Her brain stopped working.

"Hero name," he clarified, impatient. "What agency you with?"

"Amethyst." Her voice sounded wrong. Too quiet. "I'm... freelance. Right now."

"Freelance." He repeated it like the word tasted bad. "What's your ranking?"

"One hundred and eight."

He snorted. Not quite a laugh. Just... dismissive acknowledgment.

Then he looked at her again. Longer this time. Assessing.

"You want an agency?"

What.

"Mine's got an open spot. Just lost a guy to early retirement. Pay's decent. You'd mostly handle patrols and backup, but the combat experience is good if you want to climb."

He said it like he was offering her a job at a coffee shop. Casual. Uninterested.

But he was offering.

Katsuki Bakugo was offering her a position at his agency.

"I—"

"Think about it." He pulled a card from his belt. Shoved it at her. "Email's on there. Don't take too long deciding. I've got twelve other applications."

Then he turned.

Walked away.

Just like that.

The police were calling him over. Something about a statement.
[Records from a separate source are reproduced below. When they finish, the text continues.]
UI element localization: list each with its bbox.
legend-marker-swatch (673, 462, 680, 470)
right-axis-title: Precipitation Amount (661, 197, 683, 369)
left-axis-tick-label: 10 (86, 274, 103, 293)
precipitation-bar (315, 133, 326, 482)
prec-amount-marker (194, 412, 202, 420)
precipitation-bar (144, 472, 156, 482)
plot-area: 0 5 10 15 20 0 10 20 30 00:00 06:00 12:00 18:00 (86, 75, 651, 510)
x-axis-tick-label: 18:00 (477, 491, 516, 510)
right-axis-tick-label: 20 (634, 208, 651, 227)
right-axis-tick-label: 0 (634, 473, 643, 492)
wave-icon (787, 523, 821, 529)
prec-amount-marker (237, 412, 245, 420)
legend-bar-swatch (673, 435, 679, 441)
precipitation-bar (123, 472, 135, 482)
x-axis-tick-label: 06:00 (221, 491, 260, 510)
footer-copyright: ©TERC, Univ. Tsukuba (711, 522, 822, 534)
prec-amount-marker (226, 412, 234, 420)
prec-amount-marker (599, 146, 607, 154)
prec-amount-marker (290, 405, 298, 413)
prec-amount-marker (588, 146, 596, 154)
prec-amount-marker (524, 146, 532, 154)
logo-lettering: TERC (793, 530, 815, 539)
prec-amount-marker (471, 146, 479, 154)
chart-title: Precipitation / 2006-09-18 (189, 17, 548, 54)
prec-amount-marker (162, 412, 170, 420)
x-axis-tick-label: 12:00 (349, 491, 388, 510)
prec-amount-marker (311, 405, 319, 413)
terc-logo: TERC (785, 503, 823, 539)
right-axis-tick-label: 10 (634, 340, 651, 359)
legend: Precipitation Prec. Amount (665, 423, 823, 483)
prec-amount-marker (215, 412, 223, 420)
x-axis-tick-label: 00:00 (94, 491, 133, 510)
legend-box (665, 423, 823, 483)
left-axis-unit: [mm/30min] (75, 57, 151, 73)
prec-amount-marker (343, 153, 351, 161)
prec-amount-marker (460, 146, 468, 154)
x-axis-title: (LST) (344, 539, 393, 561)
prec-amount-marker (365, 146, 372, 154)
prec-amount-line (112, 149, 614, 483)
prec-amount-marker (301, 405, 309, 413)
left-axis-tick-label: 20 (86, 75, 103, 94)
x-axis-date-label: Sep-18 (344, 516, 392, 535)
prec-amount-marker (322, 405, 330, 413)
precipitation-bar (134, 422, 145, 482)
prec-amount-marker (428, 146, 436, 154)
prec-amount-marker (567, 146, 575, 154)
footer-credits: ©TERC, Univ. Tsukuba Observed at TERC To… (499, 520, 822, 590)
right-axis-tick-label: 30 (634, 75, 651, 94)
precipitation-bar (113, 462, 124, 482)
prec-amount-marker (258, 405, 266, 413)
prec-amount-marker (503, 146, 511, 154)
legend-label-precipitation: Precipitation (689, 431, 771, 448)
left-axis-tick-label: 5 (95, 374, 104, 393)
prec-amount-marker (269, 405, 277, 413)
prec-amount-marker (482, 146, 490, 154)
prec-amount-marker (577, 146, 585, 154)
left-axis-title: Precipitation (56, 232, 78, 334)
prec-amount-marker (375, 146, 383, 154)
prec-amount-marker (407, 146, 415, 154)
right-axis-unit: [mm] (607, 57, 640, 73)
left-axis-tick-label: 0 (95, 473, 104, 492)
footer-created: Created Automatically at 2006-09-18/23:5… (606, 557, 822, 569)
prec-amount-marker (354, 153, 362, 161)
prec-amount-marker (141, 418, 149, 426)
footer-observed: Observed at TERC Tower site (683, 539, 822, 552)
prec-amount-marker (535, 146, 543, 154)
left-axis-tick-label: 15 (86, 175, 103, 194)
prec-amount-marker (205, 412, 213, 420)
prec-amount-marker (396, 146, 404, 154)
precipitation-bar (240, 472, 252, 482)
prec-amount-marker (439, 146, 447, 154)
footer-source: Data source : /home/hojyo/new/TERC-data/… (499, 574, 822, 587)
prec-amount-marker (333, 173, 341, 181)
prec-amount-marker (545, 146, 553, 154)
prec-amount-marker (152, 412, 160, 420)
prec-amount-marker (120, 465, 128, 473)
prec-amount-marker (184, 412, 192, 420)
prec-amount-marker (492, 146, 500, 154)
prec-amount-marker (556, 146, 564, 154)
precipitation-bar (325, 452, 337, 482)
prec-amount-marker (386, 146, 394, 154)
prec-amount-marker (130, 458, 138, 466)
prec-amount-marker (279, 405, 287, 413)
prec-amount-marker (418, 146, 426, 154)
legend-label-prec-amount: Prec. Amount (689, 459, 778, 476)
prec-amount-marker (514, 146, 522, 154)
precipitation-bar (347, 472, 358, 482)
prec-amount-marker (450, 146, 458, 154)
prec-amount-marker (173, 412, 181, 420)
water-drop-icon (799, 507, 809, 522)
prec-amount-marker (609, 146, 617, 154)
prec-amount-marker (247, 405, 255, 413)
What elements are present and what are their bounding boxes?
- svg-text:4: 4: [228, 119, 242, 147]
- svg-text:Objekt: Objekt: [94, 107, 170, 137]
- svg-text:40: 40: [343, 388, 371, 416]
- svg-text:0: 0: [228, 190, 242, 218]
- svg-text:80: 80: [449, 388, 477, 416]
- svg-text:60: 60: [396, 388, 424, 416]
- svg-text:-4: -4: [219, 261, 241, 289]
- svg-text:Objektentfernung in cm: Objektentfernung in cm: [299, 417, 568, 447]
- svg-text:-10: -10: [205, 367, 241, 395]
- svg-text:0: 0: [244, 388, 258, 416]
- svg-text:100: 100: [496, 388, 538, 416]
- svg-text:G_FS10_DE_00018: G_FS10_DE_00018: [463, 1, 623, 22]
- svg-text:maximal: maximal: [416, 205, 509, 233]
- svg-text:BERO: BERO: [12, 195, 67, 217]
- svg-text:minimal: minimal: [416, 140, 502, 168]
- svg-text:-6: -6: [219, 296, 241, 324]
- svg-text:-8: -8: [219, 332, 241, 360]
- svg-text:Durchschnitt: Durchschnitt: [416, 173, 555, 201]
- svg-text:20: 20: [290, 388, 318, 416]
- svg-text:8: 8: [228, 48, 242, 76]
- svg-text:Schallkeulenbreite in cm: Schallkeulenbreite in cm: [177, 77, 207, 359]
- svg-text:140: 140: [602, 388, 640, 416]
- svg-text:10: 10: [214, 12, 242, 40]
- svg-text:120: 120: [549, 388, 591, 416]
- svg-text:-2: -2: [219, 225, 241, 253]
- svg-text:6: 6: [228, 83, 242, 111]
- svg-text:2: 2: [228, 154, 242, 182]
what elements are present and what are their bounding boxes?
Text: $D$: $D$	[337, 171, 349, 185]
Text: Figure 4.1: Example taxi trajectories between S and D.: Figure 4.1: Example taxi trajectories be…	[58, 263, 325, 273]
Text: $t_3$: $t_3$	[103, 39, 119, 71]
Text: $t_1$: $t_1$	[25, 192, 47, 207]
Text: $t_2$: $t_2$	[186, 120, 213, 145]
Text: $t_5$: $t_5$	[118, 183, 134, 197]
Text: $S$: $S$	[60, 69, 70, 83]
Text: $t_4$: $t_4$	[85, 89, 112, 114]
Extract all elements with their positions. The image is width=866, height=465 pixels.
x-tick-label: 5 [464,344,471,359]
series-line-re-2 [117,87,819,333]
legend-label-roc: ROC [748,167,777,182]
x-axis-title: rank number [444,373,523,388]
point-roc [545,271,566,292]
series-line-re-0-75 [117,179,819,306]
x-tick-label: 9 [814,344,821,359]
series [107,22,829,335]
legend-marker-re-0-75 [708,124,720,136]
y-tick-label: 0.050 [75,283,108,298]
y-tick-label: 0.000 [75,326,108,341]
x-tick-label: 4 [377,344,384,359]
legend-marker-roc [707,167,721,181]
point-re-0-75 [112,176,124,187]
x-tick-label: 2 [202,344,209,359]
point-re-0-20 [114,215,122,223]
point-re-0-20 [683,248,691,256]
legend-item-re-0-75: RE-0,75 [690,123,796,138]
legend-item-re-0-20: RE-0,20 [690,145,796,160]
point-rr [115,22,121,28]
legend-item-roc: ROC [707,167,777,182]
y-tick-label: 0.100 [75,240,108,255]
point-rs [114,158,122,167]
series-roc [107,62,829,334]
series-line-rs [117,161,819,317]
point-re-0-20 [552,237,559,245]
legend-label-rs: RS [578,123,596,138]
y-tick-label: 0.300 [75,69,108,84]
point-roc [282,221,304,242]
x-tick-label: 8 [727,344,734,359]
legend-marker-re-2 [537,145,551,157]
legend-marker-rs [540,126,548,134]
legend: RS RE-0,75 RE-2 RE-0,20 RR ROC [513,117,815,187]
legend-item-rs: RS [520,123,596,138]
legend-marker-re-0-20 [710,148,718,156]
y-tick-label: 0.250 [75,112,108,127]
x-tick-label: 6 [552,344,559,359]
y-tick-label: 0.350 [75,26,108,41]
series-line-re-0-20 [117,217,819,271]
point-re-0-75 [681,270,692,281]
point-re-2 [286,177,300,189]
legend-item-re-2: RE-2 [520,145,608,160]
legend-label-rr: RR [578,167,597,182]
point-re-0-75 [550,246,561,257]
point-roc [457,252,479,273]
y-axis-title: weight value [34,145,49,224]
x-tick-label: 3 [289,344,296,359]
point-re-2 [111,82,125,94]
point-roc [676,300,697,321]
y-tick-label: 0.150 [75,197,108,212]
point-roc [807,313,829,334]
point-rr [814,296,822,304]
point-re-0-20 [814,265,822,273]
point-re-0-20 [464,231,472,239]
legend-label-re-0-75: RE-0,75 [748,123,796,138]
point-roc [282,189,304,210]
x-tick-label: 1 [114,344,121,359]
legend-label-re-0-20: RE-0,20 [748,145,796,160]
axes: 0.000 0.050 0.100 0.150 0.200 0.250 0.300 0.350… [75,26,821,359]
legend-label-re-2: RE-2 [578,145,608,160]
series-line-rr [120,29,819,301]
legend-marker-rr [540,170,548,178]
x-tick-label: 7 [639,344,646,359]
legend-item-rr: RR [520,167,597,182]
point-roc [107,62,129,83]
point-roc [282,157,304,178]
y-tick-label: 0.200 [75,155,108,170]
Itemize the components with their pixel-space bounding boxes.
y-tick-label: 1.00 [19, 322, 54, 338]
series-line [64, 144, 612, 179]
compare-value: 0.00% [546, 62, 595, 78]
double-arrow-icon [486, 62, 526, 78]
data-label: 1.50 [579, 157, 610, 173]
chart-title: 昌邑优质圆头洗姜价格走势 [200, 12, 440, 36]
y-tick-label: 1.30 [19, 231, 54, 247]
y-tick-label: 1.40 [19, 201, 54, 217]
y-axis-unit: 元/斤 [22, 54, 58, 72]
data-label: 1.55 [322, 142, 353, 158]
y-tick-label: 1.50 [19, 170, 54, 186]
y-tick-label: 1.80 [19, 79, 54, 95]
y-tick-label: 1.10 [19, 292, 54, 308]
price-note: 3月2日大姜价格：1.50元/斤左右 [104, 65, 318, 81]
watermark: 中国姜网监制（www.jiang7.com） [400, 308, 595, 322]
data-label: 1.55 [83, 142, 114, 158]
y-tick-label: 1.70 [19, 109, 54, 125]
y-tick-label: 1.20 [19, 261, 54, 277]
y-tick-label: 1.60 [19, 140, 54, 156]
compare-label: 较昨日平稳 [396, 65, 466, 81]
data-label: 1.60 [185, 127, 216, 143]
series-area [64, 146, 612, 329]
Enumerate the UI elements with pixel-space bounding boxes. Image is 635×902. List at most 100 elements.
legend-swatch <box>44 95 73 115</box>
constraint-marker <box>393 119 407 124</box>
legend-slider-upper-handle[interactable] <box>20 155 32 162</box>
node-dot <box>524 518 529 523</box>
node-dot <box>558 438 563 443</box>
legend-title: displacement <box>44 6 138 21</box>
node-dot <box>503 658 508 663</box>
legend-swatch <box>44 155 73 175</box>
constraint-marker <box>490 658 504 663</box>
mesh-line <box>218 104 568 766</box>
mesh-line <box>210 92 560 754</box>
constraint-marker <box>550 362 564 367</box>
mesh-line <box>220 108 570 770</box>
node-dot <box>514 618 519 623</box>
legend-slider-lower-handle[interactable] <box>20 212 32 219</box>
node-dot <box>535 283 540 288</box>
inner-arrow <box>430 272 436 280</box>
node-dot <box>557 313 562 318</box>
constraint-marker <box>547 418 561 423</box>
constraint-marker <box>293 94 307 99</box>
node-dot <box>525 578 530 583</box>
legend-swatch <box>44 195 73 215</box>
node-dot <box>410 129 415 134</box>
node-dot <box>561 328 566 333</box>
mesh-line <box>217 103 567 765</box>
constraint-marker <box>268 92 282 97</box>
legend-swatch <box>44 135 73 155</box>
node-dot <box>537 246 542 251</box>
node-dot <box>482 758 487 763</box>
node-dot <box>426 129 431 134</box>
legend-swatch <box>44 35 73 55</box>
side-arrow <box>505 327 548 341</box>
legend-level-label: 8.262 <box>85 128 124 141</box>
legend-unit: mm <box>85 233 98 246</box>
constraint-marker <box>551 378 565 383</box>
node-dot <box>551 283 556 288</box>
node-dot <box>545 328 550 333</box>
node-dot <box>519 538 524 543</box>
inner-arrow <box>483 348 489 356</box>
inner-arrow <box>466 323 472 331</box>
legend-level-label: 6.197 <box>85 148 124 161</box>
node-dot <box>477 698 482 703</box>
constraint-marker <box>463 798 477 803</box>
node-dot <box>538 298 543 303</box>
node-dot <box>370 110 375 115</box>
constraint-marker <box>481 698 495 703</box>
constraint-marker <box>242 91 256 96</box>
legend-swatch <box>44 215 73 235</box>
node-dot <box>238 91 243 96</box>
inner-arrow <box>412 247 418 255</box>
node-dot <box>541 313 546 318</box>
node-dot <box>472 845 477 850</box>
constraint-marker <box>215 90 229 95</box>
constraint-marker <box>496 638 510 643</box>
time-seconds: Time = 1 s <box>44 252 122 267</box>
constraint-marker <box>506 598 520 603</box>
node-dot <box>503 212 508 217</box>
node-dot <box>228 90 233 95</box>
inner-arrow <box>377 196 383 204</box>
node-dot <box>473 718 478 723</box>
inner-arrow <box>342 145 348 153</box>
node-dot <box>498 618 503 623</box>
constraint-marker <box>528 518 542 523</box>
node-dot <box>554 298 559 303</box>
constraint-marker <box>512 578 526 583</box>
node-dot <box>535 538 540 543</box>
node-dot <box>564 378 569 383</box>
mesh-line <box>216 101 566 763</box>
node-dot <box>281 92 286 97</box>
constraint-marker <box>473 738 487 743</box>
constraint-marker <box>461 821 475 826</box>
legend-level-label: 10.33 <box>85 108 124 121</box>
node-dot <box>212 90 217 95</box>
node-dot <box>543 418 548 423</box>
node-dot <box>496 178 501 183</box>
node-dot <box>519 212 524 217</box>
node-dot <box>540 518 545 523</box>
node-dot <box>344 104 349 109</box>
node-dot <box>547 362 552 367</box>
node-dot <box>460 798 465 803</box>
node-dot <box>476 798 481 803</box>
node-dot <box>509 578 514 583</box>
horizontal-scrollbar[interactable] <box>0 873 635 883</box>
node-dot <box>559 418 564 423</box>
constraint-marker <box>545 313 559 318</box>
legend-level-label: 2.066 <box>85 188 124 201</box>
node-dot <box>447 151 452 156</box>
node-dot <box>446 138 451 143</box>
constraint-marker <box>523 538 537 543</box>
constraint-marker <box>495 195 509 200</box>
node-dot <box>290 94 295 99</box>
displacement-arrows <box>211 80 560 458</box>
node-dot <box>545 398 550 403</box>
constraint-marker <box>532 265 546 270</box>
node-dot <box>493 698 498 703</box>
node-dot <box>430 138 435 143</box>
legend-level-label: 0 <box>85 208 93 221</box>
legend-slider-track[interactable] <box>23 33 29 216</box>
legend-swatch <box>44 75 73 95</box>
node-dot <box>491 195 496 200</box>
He waved them off, annoyed, but went anyway.

She stood there.

Holding the card.

Her hands were still shaking.

Not from fear this time.

The card was warm. From being against his body. From—

Stop.

She was wet.

That was—

She was wet and her face was hot and her heart was doing something violent in her chest and—

Too hot.

He was too hot.

The way he'd looked at her. The way his voice had sounded. Rough and commanding and completely unbothered by the fact that he'd just exploded through a wall and taken down three criminals like it was nothing.

She looked down at the card.

DYNAMIGHT AGENCY

K. Bakugo, Pro Hero (Rank #6)

There was an email address. A phone number.

She put it in her pocket.

Her phone buzzed.

She ignored it.

Just stood there in the middle of the street, surrounded by cops and civilians and the wreckage of a failed heist, trying to remember how to breathe.

...

She was going to take the job.

Of course she was going to take the job.

She'd decided that the second he'd opened his mouth.

Maybe before that.

Maybe the moment she'd smelled the caramel.